The worm that turned

USB stick

Amidst growing concern for the destruction of habitat and the extiction of rare species, it is startling that worms, especially of the “USB” ilk, have had a population explosion, somewhat akin to the Cane Toad in Australia.

The USB worm is a scion of the now effectively extinct boot sector virus. Evolution has meant that the USB worm has adapted to its new environment. It is widely acknowledged that the success in the breeding patterns of the USB worm is due to the enhanced and favourable habitat available for its progeny. USB worms sometimes thrive on USB sticks and tend to venture forth onto hard disks as well, equally at home on both media. The interchange of large numbers of USB sticks, both locally and internationally, makes the life of the USB worm, regarded as an irritating pest, far easier.

One breed of USB worm, of the genus “Folder Icon”, is particularly common. This worm uses its cover of masquerading as a Windows folder to protect itself against potentially hostile parties that may seek to destroy it. In fact the only known species which is, or ought to be, hostile to USB worms is that of the human. Unfortunately using the Windows folder camouflage appears to encourage the curious human to aid the spread of the USB worm by the process of “double-clicking”.

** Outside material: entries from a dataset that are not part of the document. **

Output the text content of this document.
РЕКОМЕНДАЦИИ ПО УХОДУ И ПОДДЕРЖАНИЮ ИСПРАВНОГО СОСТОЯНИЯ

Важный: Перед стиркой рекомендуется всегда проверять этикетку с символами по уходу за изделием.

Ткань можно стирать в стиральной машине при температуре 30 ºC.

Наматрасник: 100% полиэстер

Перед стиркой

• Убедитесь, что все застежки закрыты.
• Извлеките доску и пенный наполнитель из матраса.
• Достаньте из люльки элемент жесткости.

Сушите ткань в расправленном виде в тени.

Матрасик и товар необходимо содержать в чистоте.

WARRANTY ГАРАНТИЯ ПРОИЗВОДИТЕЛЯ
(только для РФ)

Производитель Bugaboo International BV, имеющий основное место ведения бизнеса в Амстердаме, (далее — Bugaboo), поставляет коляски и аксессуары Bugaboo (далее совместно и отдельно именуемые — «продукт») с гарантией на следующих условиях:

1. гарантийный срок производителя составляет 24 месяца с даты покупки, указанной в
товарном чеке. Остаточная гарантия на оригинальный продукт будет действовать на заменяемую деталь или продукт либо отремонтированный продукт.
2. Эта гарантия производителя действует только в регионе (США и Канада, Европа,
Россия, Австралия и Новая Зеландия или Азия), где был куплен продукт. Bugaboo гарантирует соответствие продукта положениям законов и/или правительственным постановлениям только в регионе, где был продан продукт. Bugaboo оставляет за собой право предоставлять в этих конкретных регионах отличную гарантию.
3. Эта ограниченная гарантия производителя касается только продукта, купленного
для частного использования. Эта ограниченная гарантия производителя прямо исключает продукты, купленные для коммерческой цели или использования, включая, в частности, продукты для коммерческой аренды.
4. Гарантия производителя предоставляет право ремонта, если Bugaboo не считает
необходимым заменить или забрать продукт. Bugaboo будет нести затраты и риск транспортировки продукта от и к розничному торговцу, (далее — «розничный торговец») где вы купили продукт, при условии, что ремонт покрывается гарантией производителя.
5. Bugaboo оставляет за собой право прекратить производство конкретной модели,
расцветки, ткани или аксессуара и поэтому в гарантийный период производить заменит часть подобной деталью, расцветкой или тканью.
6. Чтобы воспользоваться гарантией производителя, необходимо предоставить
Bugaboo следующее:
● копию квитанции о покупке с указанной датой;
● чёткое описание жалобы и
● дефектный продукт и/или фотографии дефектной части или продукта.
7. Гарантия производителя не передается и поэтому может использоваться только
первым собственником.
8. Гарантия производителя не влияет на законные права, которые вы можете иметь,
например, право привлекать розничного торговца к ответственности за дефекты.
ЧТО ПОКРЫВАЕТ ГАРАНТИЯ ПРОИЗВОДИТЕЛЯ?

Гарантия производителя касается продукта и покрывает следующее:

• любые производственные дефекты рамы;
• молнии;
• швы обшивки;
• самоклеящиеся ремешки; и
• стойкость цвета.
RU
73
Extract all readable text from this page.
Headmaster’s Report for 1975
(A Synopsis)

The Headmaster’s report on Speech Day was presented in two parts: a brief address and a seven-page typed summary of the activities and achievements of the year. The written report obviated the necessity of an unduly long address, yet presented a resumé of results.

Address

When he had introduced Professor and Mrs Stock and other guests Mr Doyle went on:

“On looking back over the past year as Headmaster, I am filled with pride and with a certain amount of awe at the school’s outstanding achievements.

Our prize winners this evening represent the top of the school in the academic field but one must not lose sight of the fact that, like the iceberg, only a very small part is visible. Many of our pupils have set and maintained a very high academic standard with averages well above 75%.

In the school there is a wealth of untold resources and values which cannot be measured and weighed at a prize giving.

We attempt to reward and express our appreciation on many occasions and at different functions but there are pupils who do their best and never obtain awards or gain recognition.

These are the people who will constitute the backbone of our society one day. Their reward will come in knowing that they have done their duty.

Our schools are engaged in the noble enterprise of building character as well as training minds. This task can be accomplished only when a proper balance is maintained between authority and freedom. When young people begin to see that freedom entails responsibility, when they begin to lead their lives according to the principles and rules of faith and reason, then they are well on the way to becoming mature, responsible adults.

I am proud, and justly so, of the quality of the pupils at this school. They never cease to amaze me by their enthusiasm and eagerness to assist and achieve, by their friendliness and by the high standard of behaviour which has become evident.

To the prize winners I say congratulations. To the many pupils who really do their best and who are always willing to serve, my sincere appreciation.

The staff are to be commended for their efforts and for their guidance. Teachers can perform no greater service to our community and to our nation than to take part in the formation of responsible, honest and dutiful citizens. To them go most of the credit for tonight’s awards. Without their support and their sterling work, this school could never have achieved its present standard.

Despite pockets of resistance the spread of the USB worm is far and wide. This scenario is beginning to have a large negative impact on other species such as the human. One simple action that any human can take is to prevent these USB worms from being able to invoke themselves on hard drives from a USB stick. The choice of habitat may also be restricted by USB device control. Finally human education and vigilance is a must if the species of USB worms and its distant cousins are to be eradicated.